The holidays are over, but if you are still looking for some good Edward Lear reading here is a list of relatively new items:
John Varriano has a long article in the Christmas 2013 issue of Treasures of Malta on “Edward Lear in Malta: New Revelations.” The Fondazzjoni Patrimonju Malti will also publish his next book, Edward Lear in Malta, some time in the spring. He is also working on an exhibition in autumn 2014 at Palazzo Falson Historic House Museum, Mdina, and one on “Edward Lear in the Holy Land” for the Mount Holyoke College Art Museum in the spring of 2015.
“Edward Lear in Greece” is the title of the exhibition at the Scottish National Gallery which opens on 15 February. “This exhibition comprises an outstanding group of 32 watercolours of mainland Greece, Crete and the Ionian islands, from the collection of the distinguished historian Sir Steven Runciman.”
Carol Rumens’s poem of the week column in The Guardian for 30 December 2013 was devoted “Edward Lear’s The New Vestments: the Artistry of an Extraordinary Suit.”
Meanwhile, Anna Henchman’s paper on Lear’s dismembered bodies I mentioned in a previous post has been published as “Edward Lear Dismembered: Word Fragments and Body Parts” in Nineteenth-Century Contexts: An Interdisciplinary Journal, Volume 35, Issue 5, 2013, pp. 479-487.
Also, Tauris Parke Paperbacks has reprinted Peter Levi’s Edward Lear: A Life with a new foreword by Robin Hanbury-Tenison.
I do not think I mentioned Louise Schweitzer’s One Wild Flower, “a study of Victorian Nonsense,” published by Austin Macauley in 2012.

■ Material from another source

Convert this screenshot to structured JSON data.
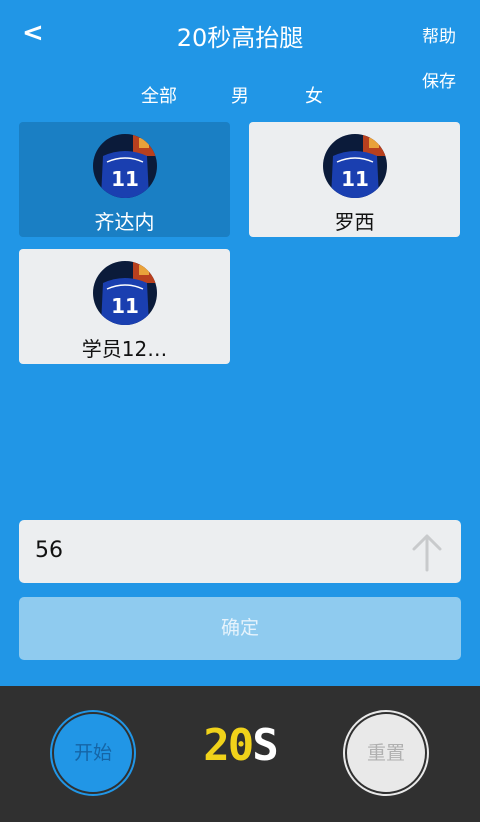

But the best book on Edward Lear I read in 2013 was not published in 2013 and is not about Lear at all: Sara Lodge’s Thomas Hood and Nineteenth-Century Poetry: Work, Play and Politics, Manchester University Press, 2007, sheds light on the influence of Thomas Hood and his circle on Lear’s early nonsense pictures and poems. You can get a print-on-demand copy at a reasonable price from many sellers on Abebooks.